At least 26 people were killed and 17 injured when suspected militants opened fire at tourists in India’s Jammu and Kashmir federal territory in the worst such attack in the country in nearly two decades.
The group opened fire on people near Pahalgam, a popular destination drawing thousands of visitors every summer, increasing as militant violence has lessened in recent years.
The town is located near the Chinese border in the scenic Muslim-majority Kashmir territory.
Those injured have been taken to a local hospital, police sources told reporters.
Security sources said at least 26 were feared dead. Among them were at least five tourists. Many others have been injured.
Police have called the shooting a “terror attack” and blamed militants fighting Indian rule. It was the worst attack on civilians in India since the 2008 Mumbai shootings in which more than 160 people were killed.

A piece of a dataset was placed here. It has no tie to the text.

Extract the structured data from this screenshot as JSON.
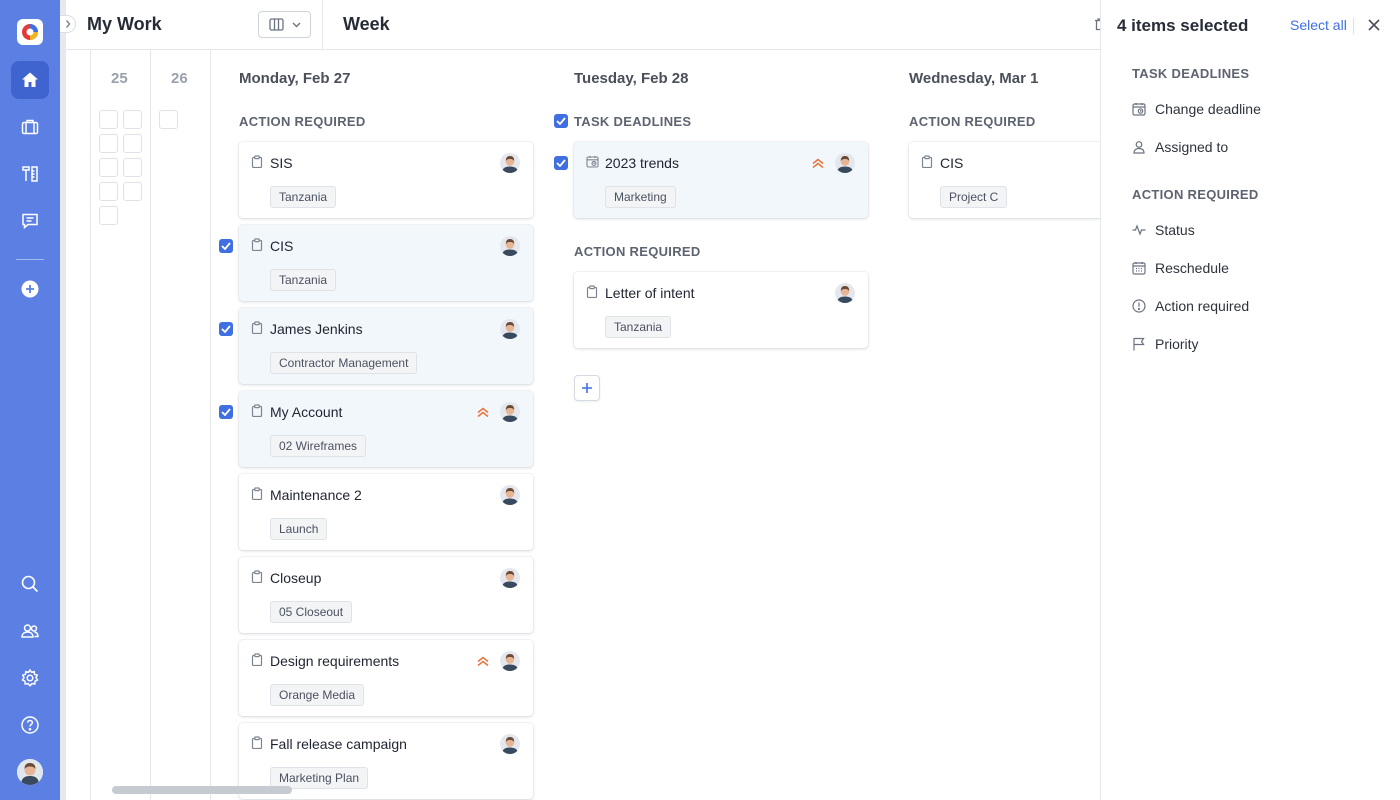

“This attack is much larger than anything we’ve seen directed at civilians in recent years,” Omar Abdullah, the region’s top elected official, wrote on social media.
“The death toll is still being ascertained so I don’t want to get into those details,” he said.
“This attack is much larger than anything we’ve seen directed at civilians in recent years,” Omar Abdullah, the region’s top elected official, wrote on social media.
Prime minister Narendra Modi cut short his two-day visit to Saudi Arabia and returned to New Delhi on Wednesday morning. Finance minister Nirmala Sitharaman was also cutting short her visit to the US and Peru “to be with our people in this difficult and tragic time”, her ministry said.
Police and soldiers were searching for the attackers. “We will come down heavily on the perpetrators with the harshest consequences,” India’s home minister, Amit Shah, wrote on social media. He arrived in Srinagar, the main city in Indian-controlled Kashmir, and convened a meeting with top security officials.
A little-known militant group, the “Kashmir Resistance”, claimed responsibility for the attack in a social media message, according to Reuters. It expressed discontent that more than 85,000 “outsiders” had been settled in the region, spurring a “demographic change”.
On Wednesday, over a dozen local organisations called for a shutdown in the federal territory to protest against the attack on tourists, whose rising numbers have helped the local economy.

Many schools also suspended classes for the day in protest.
Airlines were operating extra flights from Srinagar, the summer capital of the territory, as visitors were rushing out of the region, officials said.
Initial reports say the gunmen shot bullets at mostly Indian tourists visiting Baisaran meadow, around three miles from Pahalgam. The meadow is a top sightseeing destination, surrounded by snow-capped mountains and dotted with pine forests. It is visited by hundreds of tourists every day.
The attack coincided with the visit to India of US vice president JD Vance, who is on a largely personal four-day visit.
The Himalayan region, which is claimed in full but ruled in part by both India and Pakistan, has been gripped by militant violence since the start of an anti-Indian insurgency in 1989. Tens of thousands of people have been killed, although violence has tapered off in recent years.

Many Muslim Kashmiris support the rebels’ goal of uniting the territory, either under Pakistani rule or as an independent country.
Attacks targeting tourists in Kashmir have been rare in recent years, but not unknown.
The last major attack on visitors in the federal territory took place in June when at least nine people were killed and 33 injured when a bus carrying Hindu pilgrims plunged into a deep gorge after militants attacked it.

India revoked Kashmir’s special status in 2019, splitting the state into two federally administered territories – Jammu and Kashmir and Ladakh. The move led to a downgrading of ties with Pakistan, which also claims the region.
India insists the Kashmir militancy is Pakistan-sponsored terrorism. Pakistan denies the charge, and many Kashmiris consider it a legitimate freedom struggle. Tens of thousands of civilians, rebels and government forces have been killed in the conflict.